Peter Vandenabeele
Workaround for an REXML bug in 1.8.6 (does not find non-namespace qualified attribute names)
I was fighting for some time with the problem that a certain type of XPath query did not work correctly in REXML Ruby 1.8.6. Specifically, this type of query
top_pattern = "//*[@id=\"content\"]"
REXML::XPath.each(xml_body,top_pattern) do |xml_entry|
...
end
did not yield any results if top_pattern selects based on attribute names. It did work when top_pattern only contained descriptions of the style:
top_pattern = "/html/body/table/tbody/tr[2]/td"
Turns out that "tidy" with the option
tidy.options.output_xhtml = true
always generates an appropriate default xml namespace for xhtml, and that REXML has a known bug (in Ruby 1.8.6) that is described here:
http://www.intertwingly.net/blog/2007/11/02/MonkeyPatch-for-Ruby-1-8-6
The full solution is in the comments (also resolving the problem of phantom namespaces) by Alexander Pogrebnyak.
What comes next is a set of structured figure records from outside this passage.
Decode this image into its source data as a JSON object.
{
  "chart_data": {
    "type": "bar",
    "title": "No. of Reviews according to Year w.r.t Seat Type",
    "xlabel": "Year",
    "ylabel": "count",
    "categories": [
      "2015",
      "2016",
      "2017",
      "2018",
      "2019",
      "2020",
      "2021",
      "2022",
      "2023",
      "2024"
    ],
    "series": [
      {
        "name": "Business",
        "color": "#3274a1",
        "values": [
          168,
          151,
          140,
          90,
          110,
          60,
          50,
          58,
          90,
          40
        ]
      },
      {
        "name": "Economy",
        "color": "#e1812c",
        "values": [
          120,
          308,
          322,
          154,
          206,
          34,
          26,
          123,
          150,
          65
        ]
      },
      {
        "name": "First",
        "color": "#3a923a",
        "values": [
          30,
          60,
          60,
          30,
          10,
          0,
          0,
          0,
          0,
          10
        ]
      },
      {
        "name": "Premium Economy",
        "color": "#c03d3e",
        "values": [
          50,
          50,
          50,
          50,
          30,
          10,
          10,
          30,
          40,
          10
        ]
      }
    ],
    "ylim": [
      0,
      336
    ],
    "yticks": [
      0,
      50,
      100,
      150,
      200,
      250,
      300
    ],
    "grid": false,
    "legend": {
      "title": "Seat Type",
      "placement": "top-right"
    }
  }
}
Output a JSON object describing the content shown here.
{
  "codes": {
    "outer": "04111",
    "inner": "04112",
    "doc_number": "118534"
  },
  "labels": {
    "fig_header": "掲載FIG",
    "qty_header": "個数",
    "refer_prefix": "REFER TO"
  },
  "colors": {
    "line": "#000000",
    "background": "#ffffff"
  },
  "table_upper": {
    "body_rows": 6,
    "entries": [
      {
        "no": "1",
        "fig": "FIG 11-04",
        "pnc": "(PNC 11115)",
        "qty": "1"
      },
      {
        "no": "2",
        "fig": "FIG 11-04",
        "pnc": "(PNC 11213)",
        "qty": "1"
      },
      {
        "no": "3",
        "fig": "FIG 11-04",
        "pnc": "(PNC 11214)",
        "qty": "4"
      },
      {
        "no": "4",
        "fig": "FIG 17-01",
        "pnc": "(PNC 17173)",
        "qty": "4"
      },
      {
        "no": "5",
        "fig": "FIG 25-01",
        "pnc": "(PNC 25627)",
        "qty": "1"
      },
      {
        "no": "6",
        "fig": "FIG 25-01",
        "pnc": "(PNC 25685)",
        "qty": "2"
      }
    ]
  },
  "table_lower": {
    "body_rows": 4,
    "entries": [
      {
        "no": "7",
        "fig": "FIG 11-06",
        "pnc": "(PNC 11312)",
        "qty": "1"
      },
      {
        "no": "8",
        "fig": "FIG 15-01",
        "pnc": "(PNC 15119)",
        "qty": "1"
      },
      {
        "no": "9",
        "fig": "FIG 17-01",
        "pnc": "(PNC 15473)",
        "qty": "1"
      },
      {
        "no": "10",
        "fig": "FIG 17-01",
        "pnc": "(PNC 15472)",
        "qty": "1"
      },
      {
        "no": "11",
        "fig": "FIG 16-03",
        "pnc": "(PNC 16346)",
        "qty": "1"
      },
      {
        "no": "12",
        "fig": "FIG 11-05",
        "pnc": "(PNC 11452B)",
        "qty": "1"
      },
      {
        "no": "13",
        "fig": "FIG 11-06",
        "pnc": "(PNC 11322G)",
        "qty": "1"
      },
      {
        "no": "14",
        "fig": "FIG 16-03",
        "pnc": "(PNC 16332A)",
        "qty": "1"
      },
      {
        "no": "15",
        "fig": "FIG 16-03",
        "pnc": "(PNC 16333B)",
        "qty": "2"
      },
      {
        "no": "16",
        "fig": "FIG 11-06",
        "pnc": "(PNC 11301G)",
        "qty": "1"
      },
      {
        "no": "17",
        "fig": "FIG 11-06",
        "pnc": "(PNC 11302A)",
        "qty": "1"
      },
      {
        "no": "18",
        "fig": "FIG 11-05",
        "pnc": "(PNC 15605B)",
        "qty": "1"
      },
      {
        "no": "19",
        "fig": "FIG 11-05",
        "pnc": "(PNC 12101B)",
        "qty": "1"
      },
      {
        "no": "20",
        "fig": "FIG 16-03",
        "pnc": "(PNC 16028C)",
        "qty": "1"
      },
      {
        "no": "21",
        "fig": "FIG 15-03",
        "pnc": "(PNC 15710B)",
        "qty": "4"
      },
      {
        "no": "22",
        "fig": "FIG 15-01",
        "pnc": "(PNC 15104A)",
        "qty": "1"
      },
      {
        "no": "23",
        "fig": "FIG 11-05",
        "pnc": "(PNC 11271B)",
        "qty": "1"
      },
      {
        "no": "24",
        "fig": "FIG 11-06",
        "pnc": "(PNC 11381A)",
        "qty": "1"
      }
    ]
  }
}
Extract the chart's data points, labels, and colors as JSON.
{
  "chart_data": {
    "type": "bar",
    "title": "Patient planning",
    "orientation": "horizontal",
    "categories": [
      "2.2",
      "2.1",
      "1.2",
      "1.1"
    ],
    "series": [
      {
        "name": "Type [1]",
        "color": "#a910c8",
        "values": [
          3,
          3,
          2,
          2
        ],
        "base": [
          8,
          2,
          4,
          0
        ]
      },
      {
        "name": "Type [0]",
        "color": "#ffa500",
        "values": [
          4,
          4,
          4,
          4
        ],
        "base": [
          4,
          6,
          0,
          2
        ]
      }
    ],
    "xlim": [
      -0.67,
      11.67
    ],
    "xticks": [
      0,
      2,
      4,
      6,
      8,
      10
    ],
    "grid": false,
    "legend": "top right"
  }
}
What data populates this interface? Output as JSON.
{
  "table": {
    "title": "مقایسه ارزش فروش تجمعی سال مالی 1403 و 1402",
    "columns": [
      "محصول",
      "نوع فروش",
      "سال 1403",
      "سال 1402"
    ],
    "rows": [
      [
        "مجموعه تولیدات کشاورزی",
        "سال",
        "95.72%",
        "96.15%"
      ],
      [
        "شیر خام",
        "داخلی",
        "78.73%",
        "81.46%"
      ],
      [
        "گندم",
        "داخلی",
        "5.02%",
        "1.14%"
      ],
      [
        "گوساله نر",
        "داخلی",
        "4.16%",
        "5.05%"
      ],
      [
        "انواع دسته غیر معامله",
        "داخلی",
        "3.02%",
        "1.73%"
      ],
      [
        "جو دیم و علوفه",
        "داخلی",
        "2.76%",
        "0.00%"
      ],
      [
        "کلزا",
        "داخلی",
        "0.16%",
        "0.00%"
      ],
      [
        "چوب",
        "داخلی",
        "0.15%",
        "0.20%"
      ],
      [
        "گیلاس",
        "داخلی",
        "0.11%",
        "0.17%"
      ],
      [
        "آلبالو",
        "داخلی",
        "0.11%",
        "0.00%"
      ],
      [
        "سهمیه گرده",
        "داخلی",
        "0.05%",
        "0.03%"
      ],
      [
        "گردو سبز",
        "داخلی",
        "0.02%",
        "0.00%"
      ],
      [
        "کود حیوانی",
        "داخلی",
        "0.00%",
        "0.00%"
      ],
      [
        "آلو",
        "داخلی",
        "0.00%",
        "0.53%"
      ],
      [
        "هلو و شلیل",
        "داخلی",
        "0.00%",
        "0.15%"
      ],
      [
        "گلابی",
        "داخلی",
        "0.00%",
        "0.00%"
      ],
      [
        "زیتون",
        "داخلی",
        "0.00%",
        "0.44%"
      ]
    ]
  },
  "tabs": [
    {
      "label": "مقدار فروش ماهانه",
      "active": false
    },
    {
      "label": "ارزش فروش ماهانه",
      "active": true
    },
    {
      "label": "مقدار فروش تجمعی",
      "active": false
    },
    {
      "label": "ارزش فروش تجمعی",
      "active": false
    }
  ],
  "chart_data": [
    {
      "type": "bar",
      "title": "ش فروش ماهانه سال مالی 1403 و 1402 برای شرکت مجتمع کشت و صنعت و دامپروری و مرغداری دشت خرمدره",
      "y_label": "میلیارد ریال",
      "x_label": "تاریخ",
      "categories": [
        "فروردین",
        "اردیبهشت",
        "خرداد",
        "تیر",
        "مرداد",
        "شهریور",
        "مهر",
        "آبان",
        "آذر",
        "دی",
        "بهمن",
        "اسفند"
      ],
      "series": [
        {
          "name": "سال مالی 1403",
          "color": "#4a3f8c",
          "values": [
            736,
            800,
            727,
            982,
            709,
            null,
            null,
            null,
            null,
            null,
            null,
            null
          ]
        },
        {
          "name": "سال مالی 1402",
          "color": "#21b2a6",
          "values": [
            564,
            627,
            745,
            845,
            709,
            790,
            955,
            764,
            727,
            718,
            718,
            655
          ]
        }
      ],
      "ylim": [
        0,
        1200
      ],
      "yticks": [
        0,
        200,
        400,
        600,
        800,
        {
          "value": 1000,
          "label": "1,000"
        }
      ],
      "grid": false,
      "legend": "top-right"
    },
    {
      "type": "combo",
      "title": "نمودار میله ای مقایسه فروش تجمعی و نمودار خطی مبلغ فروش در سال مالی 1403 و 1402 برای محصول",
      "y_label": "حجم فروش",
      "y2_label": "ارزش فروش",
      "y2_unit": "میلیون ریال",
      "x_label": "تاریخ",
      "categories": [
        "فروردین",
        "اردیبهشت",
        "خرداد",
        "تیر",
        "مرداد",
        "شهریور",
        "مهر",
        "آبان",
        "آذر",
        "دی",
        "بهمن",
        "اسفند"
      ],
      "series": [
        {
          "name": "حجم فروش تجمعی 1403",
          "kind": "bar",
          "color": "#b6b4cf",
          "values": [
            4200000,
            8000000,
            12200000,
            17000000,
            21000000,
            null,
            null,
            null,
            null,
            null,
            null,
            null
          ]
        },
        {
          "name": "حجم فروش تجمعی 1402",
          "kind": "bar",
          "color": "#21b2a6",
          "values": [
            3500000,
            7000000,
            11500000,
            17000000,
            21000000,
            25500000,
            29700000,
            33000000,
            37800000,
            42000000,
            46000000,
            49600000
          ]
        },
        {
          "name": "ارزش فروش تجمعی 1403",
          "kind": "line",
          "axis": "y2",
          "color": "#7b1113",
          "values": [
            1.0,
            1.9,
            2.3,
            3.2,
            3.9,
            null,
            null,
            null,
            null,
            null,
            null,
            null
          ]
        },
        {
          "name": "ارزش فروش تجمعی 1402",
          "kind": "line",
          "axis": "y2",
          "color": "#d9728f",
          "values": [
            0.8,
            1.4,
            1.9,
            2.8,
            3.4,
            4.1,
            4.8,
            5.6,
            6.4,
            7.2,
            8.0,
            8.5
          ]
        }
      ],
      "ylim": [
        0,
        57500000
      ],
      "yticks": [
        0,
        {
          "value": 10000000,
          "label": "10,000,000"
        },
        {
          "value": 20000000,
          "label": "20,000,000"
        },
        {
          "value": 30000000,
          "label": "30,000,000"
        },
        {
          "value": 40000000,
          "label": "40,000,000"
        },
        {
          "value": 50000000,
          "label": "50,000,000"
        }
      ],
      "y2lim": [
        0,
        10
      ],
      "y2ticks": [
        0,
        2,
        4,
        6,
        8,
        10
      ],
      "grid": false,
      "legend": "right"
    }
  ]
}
As I am staying with ruby 1.8.5. for now (production system om Debian stable), I had to apply this patch to my own code, rather than look at Ruby 1.9 (I didn't check if the issue is resolved in Ruby 1.9).
Update: Upon further reading, it might be that the behavior of not matching non-namespace qualified attribute names is actually not a bug, but correct implementation of XPath. In that scenario, the correct result might be to explicitely map the xhtml namespace and add that to my XPath expressions. This article seems insightfull.